Plusieurs installations de protection civile de grande dimension ont été reconverties en centres de stockage sécurisé après la réduction des tensions militaires en Europe. L’exemple le plus documenté publiquement est Swiss Fort Knox, une installation souterraine aménagée dans un massif rocheux dans le canton de Berne, qui propose des services de stockage de valeurs — or, documents, données numériques — dans un environnement à accès restreint et résistant aux perturbations extérieures.

Ces installations se positionnent sur un marché de niche : des clients — entreprises, institutions, particuliers fortunés — qui cherchent à stocker des actifs physiques ou numériques hors des circuits bancaires ordinaires, dans une juridiction à stabilité politique reconnue. La Suisse présente, pour ce type de service, des avantages comparatifs documentés : neutralité internationale séculaire, État de droit stable, discrétion juridique et situation géographique centrale en Europe.

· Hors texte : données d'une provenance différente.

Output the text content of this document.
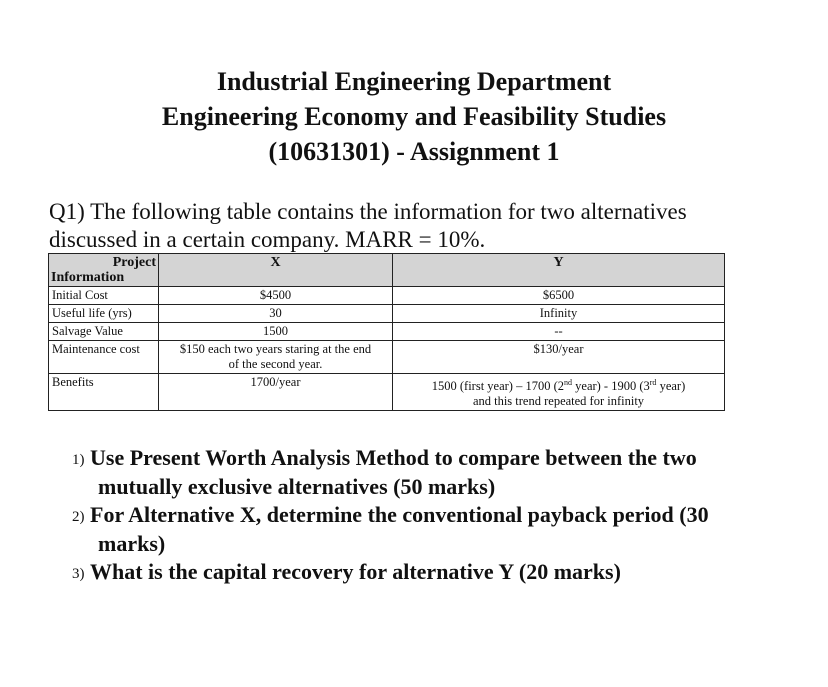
Industrial Engineering Department
Engineering Economy and Feasibility Studies
(10631301) - Assignment 1
Q1) The following table contains the information for two alternatives
discussed in a certain company. MARR = 10%.
Project
Information	X	Y
Initial Cost	$4500	$6500
Useful life (yrs)	30	Infinity
Salvage Value	1500	--
Maintenance cost	$150 each two years staring at the end
of the second year.	$130/year
Benefits	1700/year	1500 (first year) – 1700 (2nd year) - 1900 (3rd year)
and this trend repeated for infinity
1) Use Present Worth Analysis Method to compare between the two
mutually exclusive alternatives (50 marks)
2) For Alternative X, determine the conventional payback period (30
marks)
3) What is the capital recovery for alternative Y (20 marks)
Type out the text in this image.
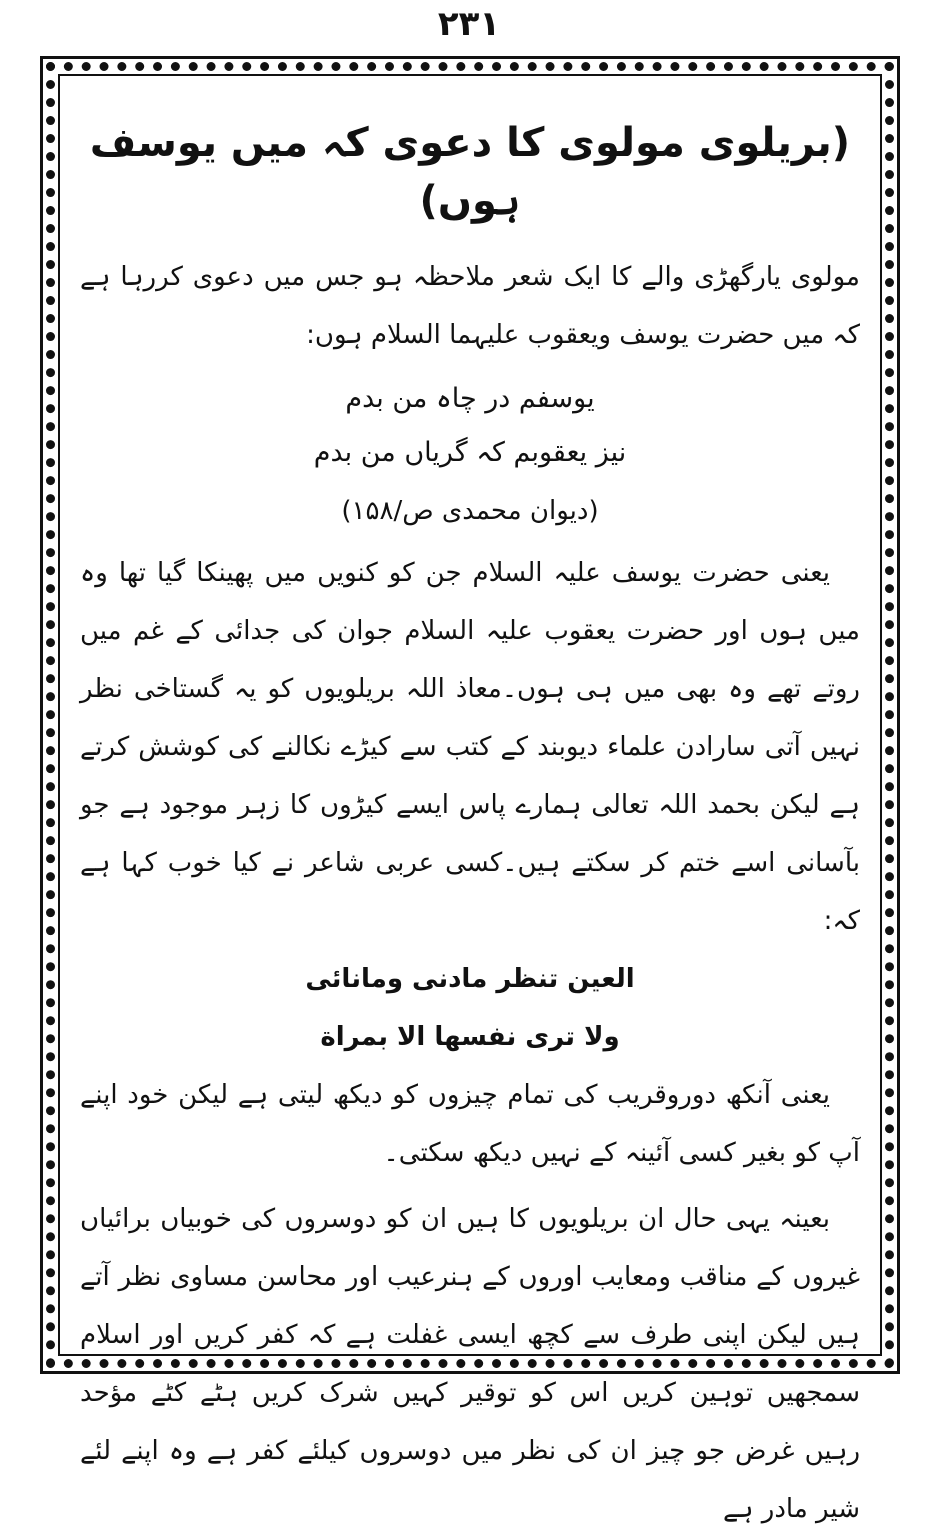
۲۳۱
(بریلوی مولوی کا دعوی کہ میں یوسف ہوں)

مولوی یارگھڑی والے کا ایک شعر ملاحظہ ہو جس میں دعوی کررہا ہے کہ میں حضرت یوسف ویعقوب علیہما السلام ہوں:

یوسفم در چاہ من بدم
نیز یعقوبم کہ گریاں من بدم
(دیوان محمدی ص/۱۵۸)

یعنی حضرت یوسف علیہ السلام جن کو کنویں میں پھینکا گیا تھا وہ میں ہوں اور حضرت یعقوب علیہ السلام جوان کی جدائی کے غم میں روتے تھے وہ بھی میں ہی ہوں۔معاذ اللہ بریلویوں کو یہ گستاخی نظر نہیں آتی سارادن علماء دیوبند کے کتب سے کیڑے نکالنے کی کوشش کرتے ہے لیکن بحمد اللہ تعالی ہمارے پاس ایسے کیڑوں کا زہر موجود ہے جو بآسانی اسے ختم کر سکتے ہیں۔کسی عربی شاعر نے کیا خوب کہا ہے کہ:

العين تنظر مادنی ومانائی
ولا تری نفسها الا بمراة

یعنی آنکھ دوروقریب کی تمام چیزوں کو دیکھ لیتی ہے لیکن خود اپنے آپ کو بغیر کسی آئینہ کے نہیں دیکھ سکتی۔

بعینہ یہی حال ان بریلویوں کا ہیں ان کو دوسروں کی خوبیاں برائیاں غیروں کے مناقب ومعایب اوروں کے ہنرعیب اور محاسن مساوی نظر آتے ہیں لیکن اپنی طرف سے کچھ ایسی غفلت ہے کہ کفر کریں اور اسلام سمجھیں توہین کریں اس کو توقیر کہیں شرک کریں ہٹے کٹے مؤحد رہیں غرض جو چیز ان کی نظر میں دوسروں کیلئے کفر ہے وہ اپنے لئے شیر مادر ہے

Le secteur des freeports — entrepôts francs hors taxation douanière — représente une catégorie adjacente, distincte des abris de protection civile, qui a connu un développement significatif en Suisse, notamment à Genève avec le Geneva Freeport. Ces installations sont soumises à une réglementation distincte et ne relèvent pas de la législation sur la protection civile.

Le débat public

La reconversion partielle d’ouvrages construits avec des fonds publics ou des obligations légales à la charge des constructeurs en infrastructures à usage privé lucratif a suscité un débat dans la presse suisse. Les partisans de ces reconversions soulignent qu’elles permettent de maintenir en état des installations qui coûteraient autrement à l’entretien, et qu’elles génèrent des emplois et des recettes fiscales. Les critiques font valoir que des installations conçues pour la protection de l’ensemble de la population sont ainsi détournées au profit d’une clientèle très restreinte.

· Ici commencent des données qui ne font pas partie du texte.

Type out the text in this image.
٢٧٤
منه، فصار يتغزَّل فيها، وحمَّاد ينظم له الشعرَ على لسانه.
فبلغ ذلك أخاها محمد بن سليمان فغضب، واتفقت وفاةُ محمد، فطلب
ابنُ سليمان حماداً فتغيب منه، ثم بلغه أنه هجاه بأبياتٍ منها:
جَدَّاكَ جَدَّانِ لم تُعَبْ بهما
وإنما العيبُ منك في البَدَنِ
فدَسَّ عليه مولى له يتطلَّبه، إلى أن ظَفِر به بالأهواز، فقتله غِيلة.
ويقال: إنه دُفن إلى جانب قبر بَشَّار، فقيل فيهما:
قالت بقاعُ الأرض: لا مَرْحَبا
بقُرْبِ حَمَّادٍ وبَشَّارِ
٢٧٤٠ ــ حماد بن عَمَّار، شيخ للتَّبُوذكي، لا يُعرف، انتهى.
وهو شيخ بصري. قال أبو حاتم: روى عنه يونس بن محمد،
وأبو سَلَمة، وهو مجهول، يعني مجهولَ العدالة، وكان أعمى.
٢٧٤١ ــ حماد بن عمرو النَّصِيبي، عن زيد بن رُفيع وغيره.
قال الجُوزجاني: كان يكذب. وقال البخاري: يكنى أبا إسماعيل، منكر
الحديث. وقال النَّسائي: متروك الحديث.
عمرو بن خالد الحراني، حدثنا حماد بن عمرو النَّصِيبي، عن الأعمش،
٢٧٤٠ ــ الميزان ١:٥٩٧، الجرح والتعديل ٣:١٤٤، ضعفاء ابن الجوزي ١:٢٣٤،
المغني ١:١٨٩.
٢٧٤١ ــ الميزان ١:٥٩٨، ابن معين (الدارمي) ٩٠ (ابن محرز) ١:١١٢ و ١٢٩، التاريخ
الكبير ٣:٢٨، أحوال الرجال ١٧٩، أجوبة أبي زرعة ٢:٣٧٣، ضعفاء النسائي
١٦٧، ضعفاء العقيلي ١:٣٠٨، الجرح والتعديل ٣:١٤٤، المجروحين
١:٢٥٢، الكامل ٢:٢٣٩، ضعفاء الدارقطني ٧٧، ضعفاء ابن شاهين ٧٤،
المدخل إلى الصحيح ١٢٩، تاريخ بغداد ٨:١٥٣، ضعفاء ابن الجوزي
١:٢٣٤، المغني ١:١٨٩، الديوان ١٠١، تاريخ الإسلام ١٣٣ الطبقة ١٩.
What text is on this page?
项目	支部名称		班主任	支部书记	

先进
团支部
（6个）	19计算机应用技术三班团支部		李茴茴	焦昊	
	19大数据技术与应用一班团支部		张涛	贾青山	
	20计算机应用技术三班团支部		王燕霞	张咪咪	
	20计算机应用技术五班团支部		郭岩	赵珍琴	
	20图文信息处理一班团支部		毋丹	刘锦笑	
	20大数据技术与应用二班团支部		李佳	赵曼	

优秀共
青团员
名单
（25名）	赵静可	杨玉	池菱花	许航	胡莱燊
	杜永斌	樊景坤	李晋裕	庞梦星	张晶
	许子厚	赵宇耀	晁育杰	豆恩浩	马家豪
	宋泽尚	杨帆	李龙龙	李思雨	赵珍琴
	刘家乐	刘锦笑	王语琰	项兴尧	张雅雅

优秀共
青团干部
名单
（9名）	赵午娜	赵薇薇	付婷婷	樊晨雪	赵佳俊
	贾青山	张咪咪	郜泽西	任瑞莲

La législation fédérale encadre la possibilité pour les communes de mettre leurs ouvrages de protection à disposition pour d’autres usages, sous réserve de leur remise en état rapide en cas de besoin. Les contrats de mise à disposition incluent généralement des clauses de réquisition en situation d’urgence nationale.

Aujourd’hui

En 2025, le Conseil fédéral a annoncé un programme de rénovation et de remise à niveau des abris de protection civile suisses, dans le contexte de l’évolution de la situation sécuritaire en Europe depuis 2022. Ce programme, dont les détails budgétaires ont fait l’objet d’annonces dans la presse, signale un réinvestissement institutionnel dans des capacités qui avaient été partiellement mises en veille après 1990.

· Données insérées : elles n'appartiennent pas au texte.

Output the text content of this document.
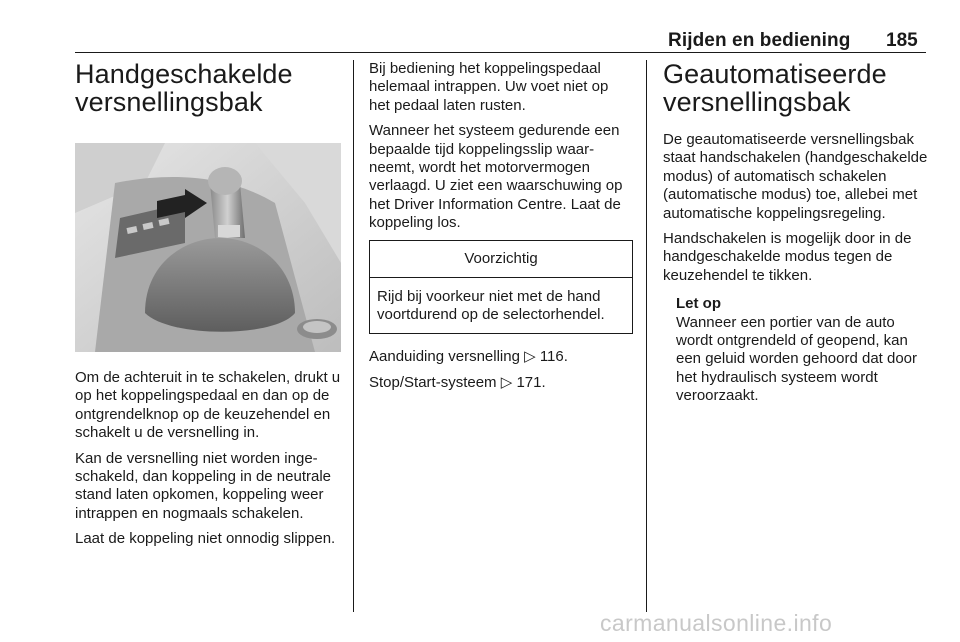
Rijden en bediening 185
Handgeschakelde
versnellingsbak

Om de achteruit in te schakelen, drukt u op het koppelingspedaal en dan op de ontgrendelknop op de keuzehendel en schakelt u de versnelling in.

Kan de versnelling niet worden ingeschakeld, dan koppeling in de neutrale stand laten opkomen, koppeling weer intrappen en nogmaals schakelen.

Laat de koppeling niet onnodig slippen.

Bij bediening het koppelingspedaal helemaal intrappen. Uw voet niet op het pedaal laten rusten.

Wanneer het systeem gedurende een bepaalde tijd koppelingsslip waarneemt, wordt het motorvermogen verlaagd. U ziet een waarschuwing op het Driver Information Centre. Laat de koppeling los.

Voorzichtig
Rijd bij voorkeur niet met de hand voortdurend op de selectorhendel.

Aanduiding versnelling ▷ 116.

Stop/Start-systeem ▷ 171.

Geautomatiseerde
versnellingsbak

De geautomatiseerde versnellingsbak staat handschakelen (handgeschakelde modus) of automatisch schakelen (automatische modus) toe, allebei met automatische koppelingsregeling.

Handschakelen is mogelijk door in de handgeschakelde modus tegen de keuzehendel te tikken.

Let op

Wanneer een portier van de auto wordt ontgrendeld of geopend, kan een geluid worden gehoord dat door het hydraulisch systeem wordt veroorzaakt.

carmanualsonline.info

La question de la reconversion commerciale des abris publics se pose donc dans un nouveau contexte : celui d’une réévaluation de l’utilité opérationnelle de ces installations, qui n’avaient pas été testées en conditions réelles depuis plusieurs décennies.

Sources

  1. Office fédéral de la protection de la population (OFPP/BABS). Abris pour la population. babs.admin.ch
  2. Loi fédérale sur la protection de la population et la protection civile (LPPCi), RS 520.1. admin.ch
  3. Dictionnaire historique de la Suisse (HLS-DHS-DSS). Article « Protection civile ». hls-dhs-dss.ch
  4. SWI swissinfo.ch. « Les bunkers suisses, un monde souterrain oublié ». 8 décembre 2016.